Ultimately, the commissioners expressed their approval for the amendment, saying the commission had agreed on the taller height years ago and was not involved with the 65-foot compromise.
"It's very hard to attack an emotional problem with logic," said Commissioner Charles Pick. "And this has seemed to create an emotional response from a lot of our citizenry."
Pick and others in support of the 75-foot cap said that in order for Auburn to keep up with the growth it has experienced over the decades, the limit needed to be increased.
Commissioner Sarah Brown brought along with her a 10-foot-long plank to display the quantifiable potential change that led to a more-than-hour-long public debate.
"I'm a very visual person, so I brought a little show and tell," Brown said pointing to the white plank next to the commission. "That's 10 feet. That's what we've been having a conversation over.
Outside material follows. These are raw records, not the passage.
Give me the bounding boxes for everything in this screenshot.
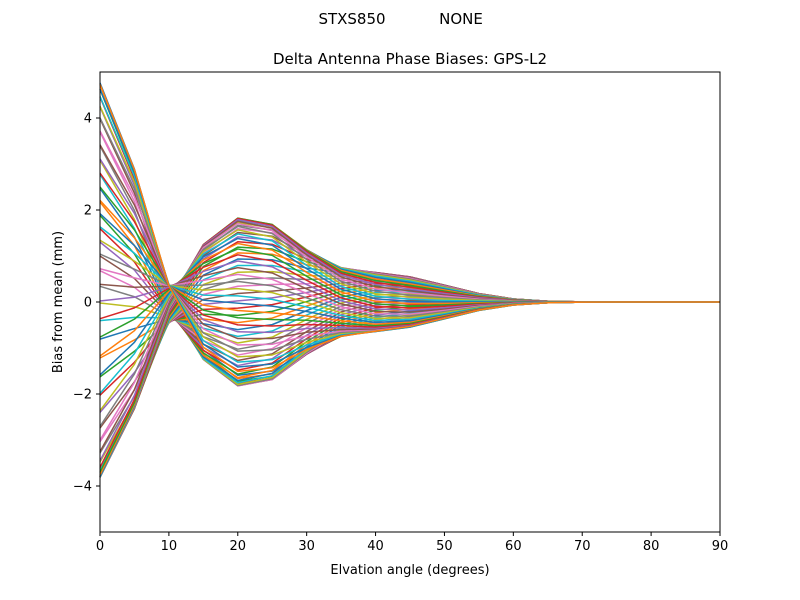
chart-title: Delta Antenna Phase Biases: GPS-L2 — [273, 50, 547, 68]
x-tick-label: 50 — [436, 539, 453, 554]
y-tick-label: 2 — [84, 204, 92, 219]
y-tick-label: −4 — [73, 480, 92, 495]
y-tick-label: 0 — [84, 296, 92, 311]
y-axis-label: Bias from mean (mm) — [51, 231, 66, 373]
x-tick-label: 10 — [161, 539, 178, 554]
y-tick-label: −2 — [73, 388, 92, 403]
y-tick-label: 4 — [84, 112, 92, 127]
series-line — [99, 84, 720, 373]
series-layer — [99, 82, 720, 478]
x-axis: 0 10 20 30 40 50 60 70 80 90 — [96, 532, 728, 554]
x-axis-label: Elvation angle (degrees) — [330, 563, 489, 578]
x-tick-label: 80 — [643, 539, 660, 554]
x-tick-label: 70 — [574, 539, 591, 554]
x-tick-label: 40 — [367, 539, 384, 554]
suptitle-right: NONE — [439, 10, 483, 28]
x-tick-label: 0 — [96, 539, 104, 554]
x-tick-label: 30 — [298, 539, 315, 554]
x-tick-label: 90 — [712, 539, 729, 554]
x-tick-label: 20 — [230, 539, 247, 554]
x-tick-label: 60 — [505, 539, 522, 554]
y-axis: −4 −2 0 2 4 — [73, 112, 100, 495]
suptitle-left: STXS850 — [318, 10, 385, 28]
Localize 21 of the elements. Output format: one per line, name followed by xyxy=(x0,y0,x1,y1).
When it really comes down to it – it's not a huge, big deal."
Commissioner Dan Bennett said the difference in perception between a 65-foot and 75-foot tall building to a pedestrian was negligible. Though Bennett agreed that many buildings near downtown are "pretty unsightly."
"The real issue is what is that building made of?" Bennett said. "What's the quality of the architecture? ... If (downtown buildings) were quality architecture, you would not mind. I think the height thing has nothing to do with it."
Bennett expressed interest in an architectural review board – a body that would review proposed buildings for that quality of architecture – though Cotten said the legality of such a board in Alabama was unclear.
The long debate came to a close with the unanimous passing of the recommendation. The amendment will move on to City Council, which will have the final say at its March 20 meeting. There will be a public hearing there.